A yellow fluorescent sensor to study the brain, and the joy and pain of climbing.
In a photo on Kaspar Podgorski’s blog, he grips a mountainside with a few fingers as he scopes out his next move. This neuroscientist and fellow at Janelia Research Campus is a serious climber. He talks science when climbing with his favorite climbing partner, also a researcher. Science and climbing do not overlap much, but they have some aspects in common. “I love them both very much,” he says. “There’s a lot of trying to do things that are hard and getting a lot of joy out of failing at things that are hard.”
Right now, climbing is not on his schedule, nor the outdoor photography he enjoys. And as of this interview, Janelia labs were closed because of COVID-19. He does computing tasks related to his projects and rows on the Potomac, also to stay fit for his next climb.

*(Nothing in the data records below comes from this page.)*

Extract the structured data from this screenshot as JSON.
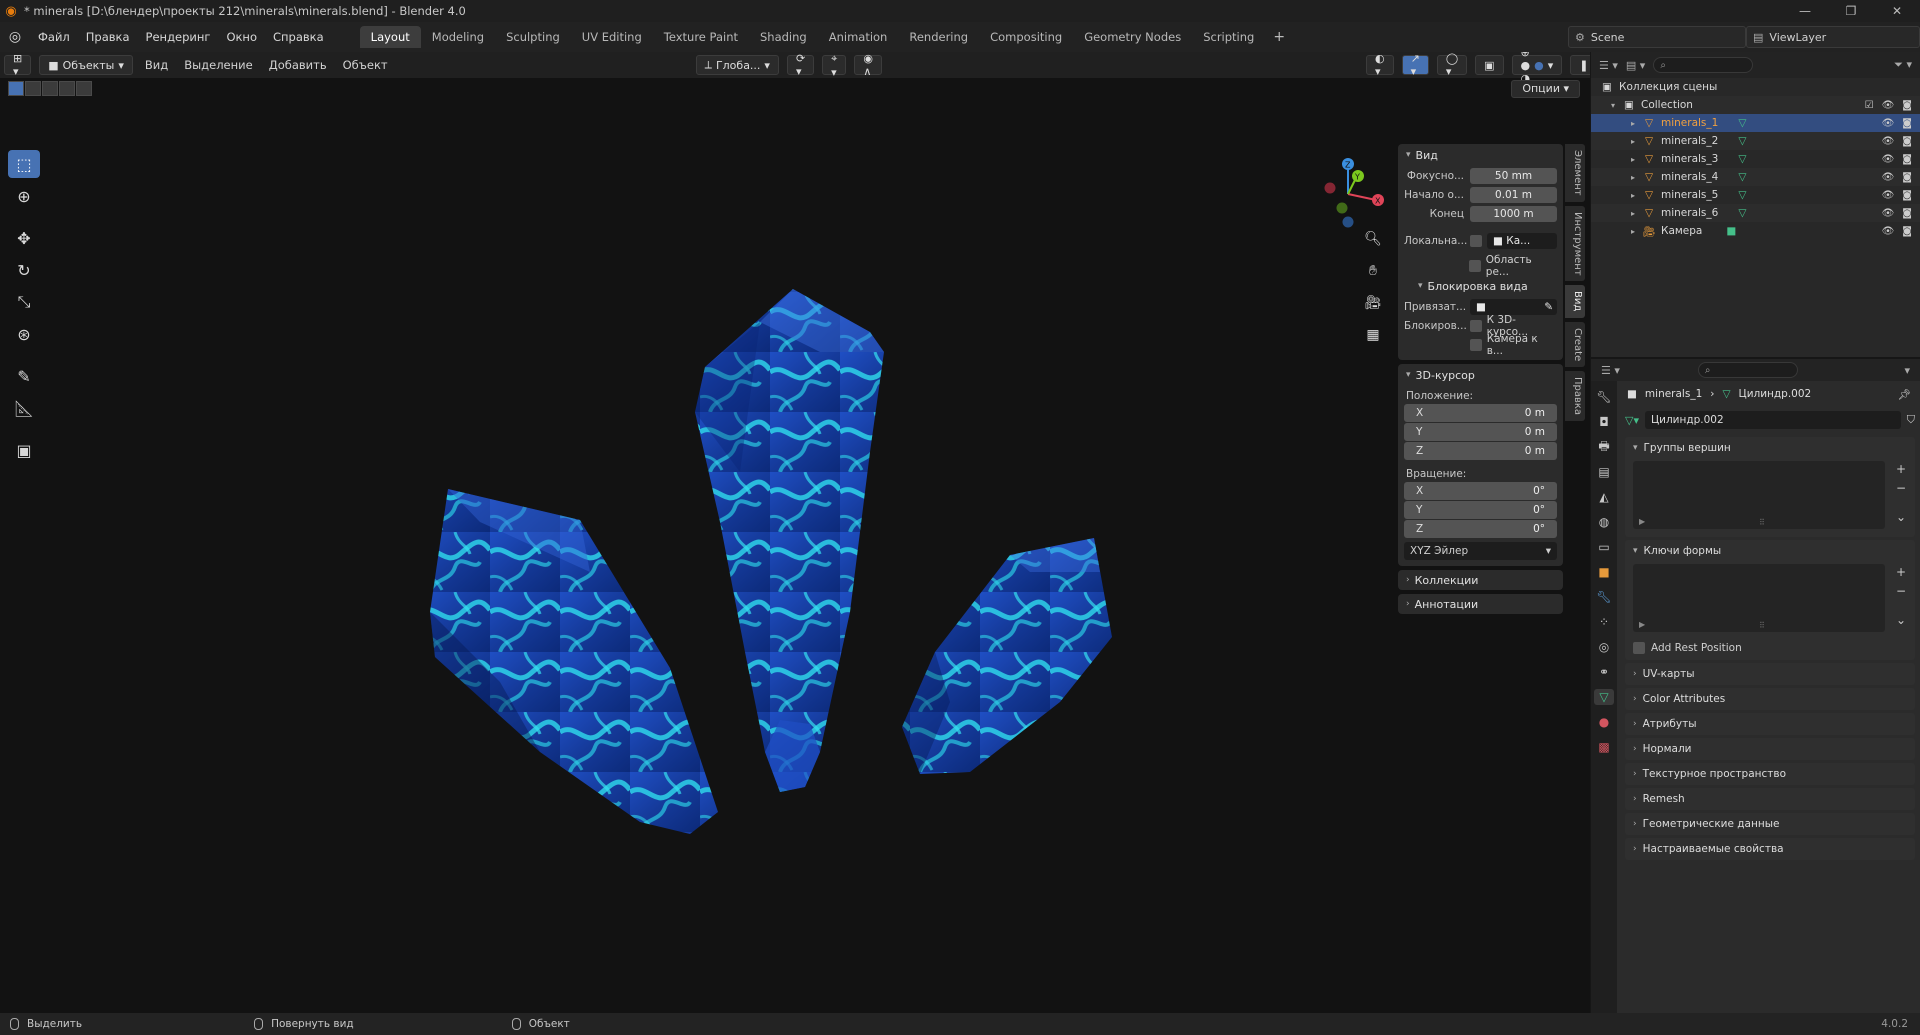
{
  "window": {
    "title": "* minerals [D:\\блендер\\проекты 212\\minerals\\minerals.blend] - Blender 4.0"
  },
  "menu": [
    "Файл",
    "Правка",
    "Рендеринг",
    "Окно",
    "Справка"
  ],
  "workspaces": [
    "Layout",
    "Modeling",
    "Sculpting",
    "UV Editing",
    "Texture Paint",
    "Shading",
    "Animation",
    "Rendering",
    "Compositing",
    "Geometry Nodes",
    "Scripting"
  ],
  "active_workspace": "Layout",
  "scene": {
    "name": "Scene",
    "view_layer": "ViewLayer"
  },
  "viewport": {
    "mode": "Объекты",
    "menus": [
      "Вид",
      "Выделение",
      "Добавить",
      "Объект"
    ],
    "transform_orientation": "Глоба...",
    "options": "Опции"
  },
  "gizmo": {
    "x": "X",
    "y": "Y",
    "z": "Z"
  },
  "npanel": {
    "view": {
      "title": "Вид",
      "focal_label": "Фокусно...",
      "focal_value": "50 mm",
      "clip_start_label": "Начало о...",
      "clip_start_value": "0.01 m",
      "clip_end_label": "Конец",
      "clip_end_value": "1000 m",
      "local_label": "Локальна...",
      "local_value": "Ка...",
      "region_label": "Область ре..."
    },
    "lock": {
      "title": "Блокировка вида",
      "bind_label": "Привязат...",
      "lock_label": "Блокиров...",
      "to_cursor": "К 3D-курсо...",
      "camera_to_view": "Камера к в..."
    },
    "cursor": {
      "title": "3D-курсор",
      "location_label": "Положение:",
      "loc": [
        {
          "axis": "X",
          "value": "0 m"
        },
        {
          "axis": "Y",
          "value": "0 m"
        },
        {
          "axis": "Z",
          "value": "0 m"
        }
      ],
      "rotation_label": "Вращение:",
      "rot": [
        {
          "axis": "X",
          "value": "0°"
        },
        {
          "axis": "Y",
          "value": "0°"
        },
        {
          "axis": "Z",
          "value": "0°"
        }
      ],
      "rotation_mode": "XYZ Эйлер"
    },
    "collections": "Коллекции",
    "annotations": "Аннотации"
  },
  "vtabs": [
    "Элемент",
    "Инструмент",
    "Вид",
    "Create",
    "Правка"
  ],
  "outliner": {
    "scene_collection": "Коллекция сцены",
    "collection": "Collection",
    "items": [
      "minerals_1",
      "minerals_2",
      "minerals_3",
      "minerals_4",
      "minerals_5",
      "minerals_6"
    ],
    "camera": "Камера"
  },
  "properties": {
    "object_name": "minerals_1",
    "mesh_name": "Цилиндр.002",
    "panels": {
      "vertex_groups": "Группы вершин",
      "shape_keys": "Ключи формы",
      "add_rest_position": "Add Rest Position"
    },
    "collapsed": [
      "UV-карты",
      "Color Attributes",
      "Атрибуты",
      "Нормали",
      "Текстурное пространство",
      "Remesh",
      "Геометрические данные",
      "Настраиваемые свойства"
    ]
  },
  "status": {
    "select": "Выделить",
    "rotate": "Повернуть вид",
    "object": "Объект",
    "version": "4.0.2"
  },
  "colors": {
    "accent": "#4772b3",
    "selection": "#334d80",
    "crystal_dark": "#0c2a7a",
    "crystal_mid": "#1f4fc4",
    "crystal_glow": "#2ed3e8",
    "axis_x": "#e04458",
    "axis_y": "#7cc81e",
    "axis_z": "#3a8fe0"
  }
}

He and his colleagues have developed jYCaMP for two-photon microscopy. It’s a yellow, genetically encoded calcium indicator that excites at frequencies between 1,030 and 1,040 nanometers. The team tested jYCaMP, for example, by recording from neurons in the visual cortex in mice. They labeled presynaptic axons coming from the thalamus to the visual cortex and labeled cortical neurons there, too. Recording from this location in sequential experiments would miss plenty, he says. The alternative is one laser beam that excites calcium indicators emitting at different wavelengths. In testing they found jYCaMP “co-excites really well” with red fluorescent sensors.
They have shared jYCaMP with other labs, where it fills spectral gaps or helps in imaging multiple areas of the brain. “I actually I love getting feedback from folks that are using our tools,” he says.
Parallelized two-photon microscopes take much excitation power to image many points in the brain simultaneously. “By exciting more points at the same time, we can speed up imaging,” he says. This isn’t doable with tunable lasers for a reasonable price, but it works with lower cost fiber lasers. His group needed a sensor that worked with wavelengths above 1,000 nanometers. “That’s easier said than done,” he says.
To get a bright yellow, they used well-known mutations that turn GFPs into YFPs and inserted them into the widely used jGCaMP7. “And we got an indicator that’s still green,” he says. A different tack with random mutagenesis and high-throughput screening was needed. And they wanted to detect a mere one-nanometer spectral difference and assess other properties, too. They built a large-field-of-view microscope with two cameras for screening tens of thousands of colonies at a time and that was able to detect very narrow filtered wavelengths of the emission spectrum. They pulled out promising ones and tested aspects such as brightness and response. “It’s important in these screens not to be greedy,” he says. One property might look great but other properties, such as good expression in the cell, matter too.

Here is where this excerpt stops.